Через приоткрытую дверь из ванной доносилось хлюпанье стираемых в тазу пеленок.

— Слушай, — шепнул я Бобу, когда мы проходили мимо.

— Что слушать? — удивился он.

Я пожал плечами. У них есть уши, а не слышат.

Таким образом, в тот раз мы ближе всего подобрались к Тэллису во плоти. В том, что написано ниже, читатель найдет отражение его мыслей. Я публикую текст «Обезьяны и сущности» таким, каким он ко мне попал, без каких бы то ни было переделок и комментариев.

II Сценарий

Титры; в конце — под аккомпанемент труб и хора ликующих ангелов имя ПРОДЮСЕРА.

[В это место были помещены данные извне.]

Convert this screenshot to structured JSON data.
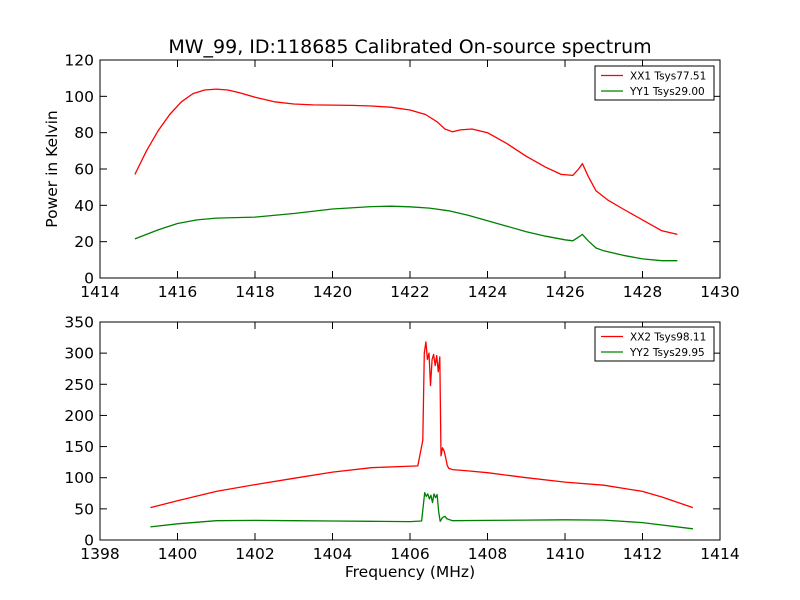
{
  "figure": {
    "title": "MW_99, ID:118685 Calibrated On-source spectrum"
  },
  "colors": {
    "xx": "#ff0000",
    "yy": "#008000",
    "frame": "#000000",
    "background": "#ffffff"
  },
  "chart_data": [
    {
      "type": "line",
      "title": "MW_99, ID:118685 Calibrated On-source spectrum",
      "xlabel": "",
      "ylabel": "Power in Kelvin",
      "xlim": [
        1414,
        1430
      ],
      "ylim": [
        0,
        120
      ],
      "xticks": [
        "1414",
        "1416",
        "1418",
        "1420",
        "1422",
        "1424",
        "1426",
        "1428",
        "1430"
      ],
      "yticks": [
        "0",
        "20",
        "40",
        "60",
        "80",
        "100",
        "120"
      ],
      "grid": false,
      "legend_position": "top-right",
      "series": [
        {
          "name": "XX1 Tsys77.51",
          "color": "#ff0000",
          "x": [
            1414.9,
            1415.2,
            1415.5,
            1415.8,
            1416.1,
            1416.4,
            1416.7,
            1417.0,
            1417.3,
            1417.6,
            1418.0,
            1418.5,
            1419.0,
            1419.5,
            1420.0,
            1420.5,
            1421.0,
            1421.5,
            1422.0,
            1422.4,
            1422.7,
            1422.9,
            1423.1,
            1423.3,
            1423.6,
            1424.0,
            1424.5,
            1425.0,
            1425.5,
            1425.9,
            1426.2,
            1426.35,
            1426.45,
            1426.6,
            1426.8,
            1427.1,
            1427.5,
            1428.0,
            1428.5,
            1428.9
          ],
          "y": [
            57,
            70,
            81,
            90,
            97,
            101.5,
            103.5,
            104,
            103.5,
            102,
            99.5,
            97,
            95.8,
            95.3,
            95.2,
            95,
            94.7,
            94,
            92.5,
            90,
            86,
            82,
            80.5,
            81.5,
            82,
            80,
            74,
            67,
            61,
            57,
            56.5,
            60,
            63,
            56,
            48,
            43,
            38,
            32,
            26,
            24
          ]
        },
        {
          "name": "YY1 Tsys29.00",
          "color": "#008000",
          "x": [
            1414.9,
            1415.5,
            1416.0,
            1416.5,
            1417.0,
            1418.0,
            1419.0,
            1420.0,
            1421.0,
            1421.5,
            1422.0,
            1422.5,
            1423.0,
            1423.5,
            1424.0,
            1424.5,
            1425.0,
            1425.5,
            1426.0,
            1426.2,
            1426.35,
            1426.45,
            1426.6,
            1426.8,
            1427.0,
            1427.5,
            1428.0,
            1428.5,
            1428.9
          ],
          "y": [
            21.5,
            26.5,
            30,
            32,
            33,
            33.5,
            35.5,
            38,
            39.3,
            39.5,
            39.2,
            38.5,
            37,
            34.5,
            31.5,
            28.5,
            25.5,
            23,
            21,
            20.5,
            22.5,
            24,
            20.5,
            16.5,
            15,
            12.5,
            10.5,
            9.5,
            9.5
          ]
        }
      ]
    },
    {
      "type": "line",
      "title": "",
      "xlabel": "Frequency (MHz)",
      "ylabel": "",
      "xlim": [
        1398,
        1414
      ],
      "ylim": [
        0,
        350
      ],
      "xticks": [
        "1398",
        "1400",
        "1402",
        "1404",
        "1406",
        "1408",
        "1410",
        "1412",
        "1414"
      ],
      "yticks": [
        "0",
        "50",
        "100",
        "150",
        "200",
        "250",
        "300",
        "350"
      ],
      "grid": false,
      "legend_position": "top-right",
      "series": [
        {
          "name": "XX2 Tsys98.11",
          "color": "#ff0000",
          "x": [
            1399.3,
            1400.0,
            1401.0,
            1402.0,
            1403.0,
            1404.0,
            1405.0,
            1405.8,
            1406.2,
            1406.33,
            1406.37,
            1406.41,
            1406.45,
            1406.49,
            1406.53,
            1406.57,
            1406.61,
            1406.65,
            1406.69,
            1406.73,
            1406.77,
            1406.8,
            1406.84,
            1406.88,
            1406.92,
            1406.96,
            1407.0,
            1407.1,
            1407.5,
            1408.0,
            1409.0,
            1410.0,
            1411.0,
            1412.0,
            1412.5,
            1413.3
          ],
          "y": [
            52,
            63,
            78,
            89,
            99,
            109,
            116,
            118,
            119,
            160,
            300,
            318,
            290,
            300,
            248,
            290,
            298,
            280,
            296,
            270,
            294,
            135,
            148,
            143,
            132,
            120,
            115,
            113,
            111,
            108,
            100,
            93,
            88,
            78,
            69,
            52
          ]
        },
        {
          "name": "YY2 Tsys29.95",
          "color": "#008000",
          "x": [
            1399.3,
            1400.0,
            1401.0,
            1402.0,
            1403.0,
            1404.0,
            1405.0,
            1406.0,
            1406.3,
            1406.38,
            1406.42,
            1406.46,
            1406.5,
            1406.54,
            1406.58,
            1406.62,
            1406.66,
            1406.7,
            1406.74,
            1406.78,
            1406.84,
            1406.9,
            1406.95,
            1407.1,
            1408.0,
            1409.0,
            1410.0,
            1411.0,
            1412.0,
            1413.3
          ],
          "y": [
            21,
            26,
            31,
            31.5,
            31,
            30.5,
            30,
            29.5,
            30.5,
            76,
            70,
            74,
            66,
            72,
            60,
            74,
            68,
            73,
            45,
            30,
            36,
            38,
            34,
            31,
            31.5,
            32,
            32.5,
            32,
            28,
            18
          ]
        }
      ]
    }
  ]
}
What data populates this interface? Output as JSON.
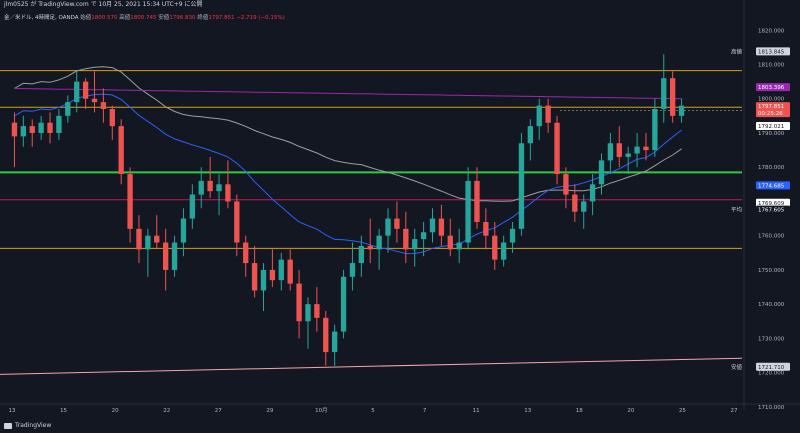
{
  "header": {
    "title": "jlm0525 が TradingView.com で 10月 25, 2021 15:34 UTC+9 に公開"
  },
  "infobar": {
    "symbol": "金／米ドル, 4時間足, OANDA",
    "open_label": "始値",
    "open_value": "1800.570",
    "high_label": "高値",
    "high_value": "1800.745",
    "low_label": "安値",
    "low_value": "1796.830",
    "close_label": "終値",
    "close_value": "1797.851",
    "change": "−2.719 (−0.15%)"
  },
  "branding": {
    "logo_text": "TradingView"
  },
  "colors": {
    "background": "#131722",
    "up": "#26a69a",
    "down": "#ef5350",
    "green_level": "#2ecc40",
    "orange_level": "#d4a017",
    "purple_ma": "#9c27b0",
    "blue_ma": "#2962ff",
    "grey_ma": "#9e9e9e",
    "red_level": "#c2185b",
    "pink_trend": "#f8a5a5"
  },
  "chart_data": {
    "type": "candlestick",
    "x_tick_labels": [
      "13",
      "15",
      "20",
      "22",
      "27",
      "29",
      "10月",
      "5",
      "7",
      "11",
      "13",
      "18",
      "20",
      "25",
      "27"
    ],
    "y_tick_labels": [
      "1820.000",
      "1810.000",
      "1800.000",
      "1790.000",
      "1780.000",
      "1770.000",
      "1760.000",
      "1750.000",
      "1740.000",
      "1730.000",
      "1720.000",
      "1710.000"
    ],
    "ylim": [
      1712,
      1823
    ],
    "price_tags": [
      {
        "label": "高値",
        "value": "1813.845",
        "color": "#131722",
        "bg": "#d1d4dc"
      },
      {
        "label": "",
        "value": "1803.396",
        "color": "#ffffff",
        "bg": "#9c27b0"
      },
      {
        "label": "",
        "value": "1797.851",
        "color": "#ffffff",
        "bg": "#ef5350"
      },
      {
        "label": "",
        "value": "00:25:26",
        "color": "#ffffff",
        "bg": "#ef5350"
      },
      {
        "label": "",
        "value": "1792.021",
        "color": "#131722",
        "bg": "#ffffff"
      },
      {
        "label": "",
        "value": "1774.685",
        "color": "#ffffff",
        "bg": "#2962ff"
      },
      {
        "label": "",
        "value": "1769.609",
        "color": "#131722",
        "bg": "#ffffff"
      },
      {
        "label": "平均",
        "value": "1767.605",
        "color": "#ffffff",
        "bg": "#131722"
      },
      {
        "label": "安値",
        "value": "1721.710",
        "color": "#131722",
        "bg": "#d1d4dc"
      }
    ],
    "levels": [
      {
        "name": "orange-top",
        "price": 1808.2,
        "color": "#d4a017"
      },
      {
        "name": "orange-mid",
        "price": 1797.5,
        "color": "#d4a017"
      },
      {
        "name": "green-support",
        "price": 1778.5,
        "color": "#2ecc40"
      },
      {
        "name": "red-level",
        "price": 1770.5,
        "color": "#c2185b"
      },
      {
        "name": "orange-bottom",
        "price": 1756.3,
        "color": "#d4a017"
      }
    ],
    "candles": [
      [
        1793,
        1796,
        1780,
        1789
      ],
      [
        1789,
        1795,
        1786,
        1792
      ],
      [
        1792,
        1794,
        1786,
        1790
      ],
      [
        1790,
        1795,
        1788,
        1793
      ],
      [
        1793,
        1796,
        1787,
        1790
      ],
      [
        1790,
        1797,
        1788,
        1795
      ],
      [
        1795,
        1801,
        1793,
        1799
      ],
      [
        1799,
        1808,
        1796,
        1805
      ],
      [
        1805,
        1806,
        1797,
        1800
      ],
      [
        1800,
        1808,
        1796,
        1799
      ],
      [
        1799,
        1803,
        1793,
        1797
      ],
      [
        1797,
        1798,
        1788,
        1792
      ],
      [
        1792,
        1794,
        1775,
        1778
      ],
      [
        1778,
        1780,
        1758,
        1762
      ],
      [
        1762,
        1766,
        1752,
        1756
      ],
      [
        1756,
        1762,
        1748,
        1760
      ],
      [
        1760,
        1766,
        1756,
        1758
      ],
      [
        1758,
        1762,
        1744,
        1750
      ],
      [
        1750,
        1760,
        1748,
        1758
      ],
      [
        1758,
        1768,
        1754,
        1765
      ],
      [
        1765,
        1775,
        1762,
        1772
      ],
      [
        1772,
        1780,
        1768,
        1776
      ],
      [
        1776,
        1783,
        1771,
        1773
      ],
      [
        1773,
        1778,
        1766,
        1775
      ],
      [
        1775,
        1782,
        1768,
        1770
      ],
      [
        1770,
        1772,
        1754,
        1758
      ],
      [
        1758,
        1760,
        1748,
        1752
      ],
      [
        1752,
        1757,
        1742,
        1744
      ],
      [
        1744,
        1752,
        1738,
        1750
      ],
      [
        1750,
        1756,
        1745,
        1747
      ],
      [
        1747,
        1755,
        1744,
        1753
      ],
      [
        1753,
        1756,
        1744,
        1746
      ],
      [
        1746,
        1750,
        1730,
        1735
      ],
      [
        1735,
        1742,
        1727,
        1740
      ],
      [
        1740,
        1745,
        1732,
        1736
      ],
      [
        1736,
        1738,
        1722,
        1726
      ],
      [
        1726,
        1734,
        1722,
        1732
      ],
      [
        1732,
        1750,
        1730,
        1748
      ],
      [
        1748,
        1758,
        1744,
        1752
      ],
      [
        1752,
        1760,
        1748,
        1757
      ],
      [
        1757,
        1765,
        1752,
        1756
      ],
      [
        1756,
        1762,
        1750,
        1760
      ],
      [
        1760,
        1768,
        1755,
        1765
      ],
      [
        1765,
        1770,
        1758,
        1762
      ],
      [
        1762,
        1767,
        1752,
        1756
      ],
      [
        1756,
        1762,
        1751,
        1759
      ],
      [
        1759,
        1764,
        1754,
        1761
      ],
      [
        1761,
        1768,
        1758,
        1765
      ],
      [
        1765,
        1769,
        1757,
        1760
      ],
      [
        1760,
        1765,
        1754,
        1756
      ],
      [
        1756,
        1762,
        1752,
        1758
      ],
      [
        1758,
        1780,
        1756,
        1776
      ],
      [
        1776,
        1780,
        1762,
        1764
      ],
      [
        1764,
        1768,
        1756,
        1760
      ],
      [
        1760,
        1764,
        1750,
        1753
      ],
      [
        1753,
        1760,
        1751,
        1758
      ],
      [
        1758,
        1764,
        1755,
        1762
      ],
      [
        1762,
        1790,
        1760,
        1787
      ],
      [
        1787,
        1794,
        1782,
        1792
      ],
      [
        1792,
        1800,
        1788,
        1798
      ],
      [
        1798,
        1800,
        1790,
        1793
      ],
      [
        1793,
        1795,
        1775,
        1778
      ],
      [
        1778,
        1780,
        1768,
        1772
      ],
      [
        1772,
        1775,
        1764,
        1767
      ],
      [
        1767,
        1772,
        1762,
        1770
      ],
      [
        1770,
        1778,
        1766,
        1775
      ],
      [
        1775,
        1784,
        1772,
        1782
      ],
      [
        1782,
        1790,
        1778,
        1787
      ],
      [
        1787,
        1792,
        1780,
        1783
      ],
      [
        1783,
        1786,
        1778,
        1784
      ],
      [
        1784,
        1790,
        1780,
        1786
      ],
      [
        1786,
        1790,
        1782,
        1785
      ],
      [
        1785,
        1800,
        1783,
        1797
      ],
      [
        1797,
        1813,
        1793,
        1806
      ],
      [
        1806,
        1808,
        1793,
        1795
      ],
      [
        1795,
        1800,
        1793,
        1798
      ]
    ],
    "x_axis_label_text": "",
    "y_axis_label_text": ""
  }
}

Музыка меняется; и если бы Дебюсси [29] был жив, он сделал бы ее невероятно утонченной, аристократичной, начисто лишив вагнеровской похотливости [30] и развязности, равно как штраусовской вульгарности [31] . Дело в том, что на экране — предрассветный час, причем снятый не на «Техниколоре», а на кое-чем получше. Кажется, ночь замешкалась во мраке почти гладкого моря, однако по краям неба прозрачно-бледная зелень — чем ближе к зениту, тем голубее. На востоке еще видна утренняя звезда.

Рассказчик

Невыразимая красота, непостижимый покой…

Но, увы, на нашем экране

Этот символ символов,

Наверное, будет похож

На иллюстрацию миссис Имярек

К стихотворению Эллы

Уилер Уилкокс [32] .

Из всего высокого, что есть в природе,

Искусство слишком часто производит

Только смешное.

Но нужно идти на риск,

Потому что вам, сидящим в зале,

Как угодно, любою ценой,

Ценою стишков Уилкокс или еще похуже,

Как-то нужно напомнить,

Вас нужно заставить вспомнить,

Вас нужно умолить, чтобы вы захотели

Понять, что есть что.

По мере того как Рассказчик говорит, символ символов вечности постепенно исчезает, и на экране появляется переполненный зал роскошного кинотеатра.